Q: In your two essays ["Convergence or Divergence? Recent Historical Writings on the Rape of Nanjing" and "Challenges of Trans-National History: Historians and the Nanjing Atrocities" (see Works Cited)], you extensively covered the scholarship on both Japanese and Chinese sides and mentioned there has been some convergence among Japanese and Chinese historians. Is there still a long way before the two sides reach a transnational consensus on this particular incident?
Yang: First we should be aware that there is no such simple division as Japanese and Chinese side. Among Japanese themselves there are various positions and they've been debating each other....
This is a very sensitive and emotional issue for Chinese. Especially the number issue [the number of victims (see In the 1990s)] is very sensitive in China. And secondly, Chinese scholars are not fully up-to-date on Japanese research or Japanese sources. In a sense they are handicapped to appreciate the kind of research done in Japan.
On the Japanese side I still see people primarily use the Rape of Nanjing as a political tactic. So not everybody in Japan is treating the Rape of Nanjing as a scholarly subject. In turn that creates a vicious cycle making it very difficult for Chinese scholars to accept or appreciate different views or conclusions in Japan.
Q: Is there any positive prospect?
Yang: I see indications. There has already been some joint work, so to speak, done by some Chinese and Japanese scholars. For example, Professor Kasahara [at Tsuru University] and his colleagues participated in a conference in China even though their specific conclusions are not exactly as Chinese conclusions.
I also think that as more and more sources come out, especially the diaries and new battle records discovered in Japan, then translated into Chinese, these new materials serve as very convincing sources that help establish the parameter of the atrocities in the sense that these are the kind of sources that all sides can agree on.
Q: You mentioned the number of victims is still very sensitive (see In the 1990s). What is the latest scholarship on that particular issue?
Yang: It is not probably a good idea to begin with numbers. I think that's very difficult. I think we should begin with the general understanding that, given the passage of time, given the disappearance of many critical documents, given the fact that to fully understand how many people died, you really have to ask those who got killed, it's impossible, basically.
So we have to understand the limit of what historians, 50 or 60 years later, or even ten years later, could do in order to establish the exact scale of massacred victims....
We also have to be aware that the atrocities are not just about people being killed. Rape, looting, destruction of property, I think it is more important to understand the whole picture of the Atrocity....
I think it's possible and probably a good idea to leave a certain ambiguity within a range. There is sometimes the view that the more precise the figure, the better. I think it's a very naive misconception.
Q: According to what I have read, Chinese soldiers also extensively torched houses and buildings in the name of a "scorched earth" policy and they looted some shops before the city fell (see Fall of Nanking). In my impression, this is something rarely mentioned by Chinese scholars and always mentioned by "deniers" and other very conservative scholars in Japan.

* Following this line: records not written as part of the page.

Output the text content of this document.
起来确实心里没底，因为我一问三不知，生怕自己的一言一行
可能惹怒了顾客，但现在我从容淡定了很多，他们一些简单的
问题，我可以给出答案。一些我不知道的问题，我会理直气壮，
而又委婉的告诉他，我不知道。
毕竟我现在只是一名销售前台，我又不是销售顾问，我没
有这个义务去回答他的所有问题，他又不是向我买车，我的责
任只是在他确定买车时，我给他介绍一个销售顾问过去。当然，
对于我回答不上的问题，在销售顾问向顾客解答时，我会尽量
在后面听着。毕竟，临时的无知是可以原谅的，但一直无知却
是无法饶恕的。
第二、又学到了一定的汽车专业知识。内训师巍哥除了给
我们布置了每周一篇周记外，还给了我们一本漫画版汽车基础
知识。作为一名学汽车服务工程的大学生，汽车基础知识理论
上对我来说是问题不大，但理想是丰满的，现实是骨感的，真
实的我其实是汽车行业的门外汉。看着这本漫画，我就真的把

What is your standpoint on the Chinese soldiers in Nanking?
Yang: The scorched-earth policy was a politically strategic decision taken by China and it had enormous costs on the Chinese part. But, on the other hand, in some cases, I'm not talking about this case, but in some military situations, a scorched-earth policy may be the only way to stop the enemy. You can talk about when Russians defeated Napoleon.... Of course, throughout the Sino-Japanese War, Chinese were extreme....

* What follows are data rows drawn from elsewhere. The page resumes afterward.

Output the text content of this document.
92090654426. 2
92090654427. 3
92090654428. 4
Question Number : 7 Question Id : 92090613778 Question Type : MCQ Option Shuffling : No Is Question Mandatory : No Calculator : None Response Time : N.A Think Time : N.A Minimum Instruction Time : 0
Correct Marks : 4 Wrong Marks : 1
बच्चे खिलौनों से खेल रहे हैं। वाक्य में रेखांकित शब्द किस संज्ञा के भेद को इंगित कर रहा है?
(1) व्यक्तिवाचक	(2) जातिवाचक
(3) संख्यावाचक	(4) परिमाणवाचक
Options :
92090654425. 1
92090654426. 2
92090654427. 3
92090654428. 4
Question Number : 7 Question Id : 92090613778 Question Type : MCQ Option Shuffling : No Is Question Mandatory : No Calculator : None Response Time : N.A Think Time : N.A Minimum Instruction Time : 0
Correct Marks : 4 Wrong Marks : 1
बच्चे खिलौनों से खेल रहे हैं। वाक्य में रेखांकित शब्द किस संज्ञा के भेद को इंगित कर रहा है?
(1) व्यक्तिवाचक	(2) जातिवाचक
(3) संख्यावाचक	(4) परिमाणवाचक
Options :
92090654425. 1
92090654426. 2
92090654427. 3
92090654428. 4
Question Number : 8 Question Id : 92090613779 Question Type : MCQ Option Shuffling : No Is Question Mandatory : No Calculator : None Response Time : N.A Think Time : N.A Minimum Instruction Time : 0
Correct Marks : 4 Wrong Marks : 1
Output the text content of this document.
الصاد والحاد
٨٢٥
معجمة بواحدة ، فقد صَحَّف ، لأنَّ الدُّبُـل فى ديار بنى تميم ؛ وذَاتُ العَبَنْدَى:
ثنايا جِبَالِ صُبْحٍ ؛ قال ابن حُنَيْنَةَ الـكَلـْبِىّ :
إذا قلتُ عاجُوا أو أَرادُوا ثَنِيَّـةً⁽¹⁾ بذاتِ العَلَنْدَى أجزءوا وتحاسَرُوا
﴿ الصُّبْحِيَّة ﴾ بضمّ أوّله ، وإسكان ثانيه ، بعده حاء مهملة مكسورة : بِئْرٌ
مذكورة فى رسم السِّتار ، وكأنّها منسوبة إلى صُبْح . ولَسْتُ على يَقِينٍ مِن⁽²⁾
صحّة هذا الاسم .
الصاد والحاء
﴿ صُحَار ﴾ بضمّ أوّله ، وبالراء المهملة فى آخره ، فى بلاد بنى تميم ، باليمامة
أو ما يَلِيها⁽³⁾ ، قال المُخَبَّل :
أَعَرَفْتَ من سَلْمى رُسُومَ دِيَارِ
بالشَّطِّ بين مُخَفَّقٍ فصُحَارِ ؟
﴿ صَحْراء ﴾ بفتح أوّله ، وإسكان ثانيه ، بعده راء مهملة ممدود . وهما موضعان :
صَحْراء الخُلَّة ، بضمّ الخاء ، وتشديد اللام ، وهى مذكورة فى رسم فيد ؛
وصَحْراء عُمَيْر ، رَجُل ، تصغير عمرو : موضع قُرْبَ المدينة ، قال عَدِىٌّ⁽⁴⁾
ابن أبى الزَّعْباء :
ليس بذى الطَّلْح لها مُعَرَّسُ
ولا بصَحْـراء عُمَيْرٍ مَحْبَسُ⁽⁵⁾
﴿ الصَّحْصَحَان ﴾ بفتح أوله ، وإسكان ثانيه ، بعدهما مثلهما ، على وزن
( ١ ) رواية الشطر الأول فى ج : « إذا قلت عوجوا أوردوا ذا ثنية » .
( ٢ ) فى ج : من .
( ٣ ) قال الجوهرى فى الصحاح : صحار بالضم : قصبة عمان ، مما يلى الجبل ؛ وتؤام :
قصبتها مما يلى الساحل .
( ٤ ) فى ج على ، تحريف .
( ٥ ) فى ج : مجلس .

There are two aspects to this [Chinese looting]. Discipline of Chinese forces was generally not very good in the Republican period after 1927, especially after Chiang Kai-shek consolidated his power. Some of his best troops, shall we say, behaved better than those locally recruited forces. So there were differences in discipline among the Chinese. Some were pretty bad. Some were pretty good. Whatever the case, it is true that there were Chinese looting. It is undeniable.

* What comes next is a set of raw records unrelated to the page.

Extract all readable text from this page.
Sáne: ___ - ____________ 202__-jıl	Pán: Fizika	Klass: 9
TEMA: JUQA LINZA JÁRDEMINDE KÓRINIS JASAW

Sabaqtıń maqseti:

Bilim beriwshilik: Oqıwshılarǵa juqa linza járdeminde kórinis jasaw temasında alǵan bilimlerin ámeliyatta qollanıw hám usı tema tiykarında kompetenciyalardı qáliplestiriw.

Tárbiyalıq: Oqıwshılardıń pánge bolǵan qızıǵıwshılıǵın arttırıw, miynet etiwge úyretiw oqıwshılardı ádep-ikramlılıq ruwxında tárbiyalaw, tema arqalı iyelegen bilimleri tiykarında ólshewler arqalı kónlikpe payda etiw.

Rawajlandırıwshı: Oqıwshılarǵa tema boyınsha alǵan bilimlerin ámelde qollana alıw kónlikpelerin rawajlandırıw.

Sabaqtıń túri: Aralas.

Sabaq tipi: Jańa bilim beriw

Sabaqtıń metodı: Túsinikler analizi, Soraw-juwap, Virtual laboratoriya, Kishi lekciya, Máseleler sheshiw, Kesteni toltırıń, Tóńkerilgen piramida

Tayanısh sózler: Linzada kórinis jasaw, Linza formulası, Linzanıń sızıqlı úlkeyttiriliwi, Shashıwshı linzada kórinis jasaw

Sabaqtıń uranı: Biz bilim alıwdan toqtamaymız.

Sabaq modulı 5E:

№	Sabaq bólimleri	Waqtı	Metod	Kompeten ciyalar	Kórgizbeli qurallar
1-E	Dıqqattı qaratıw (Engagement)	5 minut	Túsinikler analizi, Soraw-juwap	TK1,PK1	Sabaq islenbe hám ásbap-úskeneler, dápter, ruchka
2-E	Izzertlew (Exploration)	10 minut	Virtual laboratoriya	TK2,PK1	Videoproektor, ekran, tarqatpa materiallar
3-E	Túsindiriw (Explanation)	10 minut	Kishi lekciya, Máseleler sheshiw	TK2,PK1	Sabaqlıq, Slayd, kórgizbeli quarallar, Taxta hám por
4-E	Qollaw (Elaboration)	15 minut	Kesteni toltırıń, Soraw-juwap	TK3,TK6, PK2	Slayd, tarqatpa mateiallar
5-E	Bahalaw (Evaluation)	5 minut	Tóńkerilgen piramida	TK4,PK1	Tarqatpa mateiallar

However, the question is what we make of this fact.... Of course some people can say, look, the Japanese troops' behavior wasn't that bad because there was looting on the Chinese side. To some extent this is true. We should not expect any troops to be saints. In a way it is important to bring that aspect out so that we can understand the condition of the battle better.
So in general I am in favor of bringing those aspects out. I don't think Chinese historians are going to defend the reputation of those Chinese forces. But they would probably say we have to put it into perspective.* see note
Q: The descriptions of the Rape of Nanjing in Japanese history textbooks are also another issue that often comes up in the polemic. Could I ask your opinion on this?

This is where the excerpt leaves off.